Finished in white with a black-and-white interior, this car is equipped with factory overdrive, a luggage rack, and is complete with its original Certificate of Origin, invoice from Triumph to the selling dealer, and a letter to the dealer (dated 1985) with regard to a warranty claim.
The 1980 Triumph Spitfire 1500 features essentially brand-new all-around independent suspension, positive and accurate rack-and-pinion steering, radial tires, and an anti-roll bar on the front. The nine-inch disc brakes in the front and drums to the rear were barely used; in fact, over the course of 35 miles, one could probably guess the brake pedal was depressed a few dozen times.
Contoured seats with headrests are faced in hounds-tooth-patterned brushed-nylon fabric, and interior appointments include a walnut veneer fascia on the dashboard, pile carpet, front parcel shelves, and a center armrest. A cigar lighter, a padded steering wheel, and a two-speed electric windshield wiper round out the amenities.

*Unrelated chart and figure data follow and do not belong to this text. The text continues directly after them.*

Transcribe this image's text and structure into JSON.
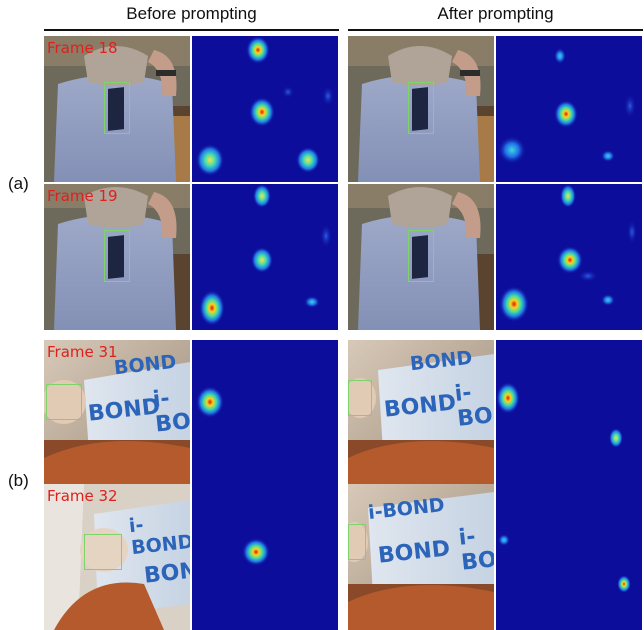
{
  "columns": {
    "before": "Before prompting",
    "after": "After prompting"
  },
  "rows": {
    "a": "(a)",
    "b": "(b)"
  },
  "frames": {
    "a_top": "Frame 18",
    "a_bottom": "Frame 19",
    "b_top": "Frame 31",
    "b_bottom": "Frame 32"
  },
  "scene_text": {
    "bond": "BOND",
    "ibond": "i-BOND",
    "ibo": "i-BO"
  },
  "colors": {
    "heatmap_background": "#0d0d9b",
    "label_red": "#e0201c",
    "box_green": "#7ed46a"
  }
}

“The Spitfire has performance, it has style. It is economical and robust. It has impeccable road manners, which come from the proud traditions of the Triumph sports car, a pedigree which assures you of technical excellence and reliability with styling and appointments to appeal to the individualist.”
This is what car collecting is all about, as this Spitfire represents a time machine from Triumph showrooms in 1980, a car for any collection and worthy of a museum.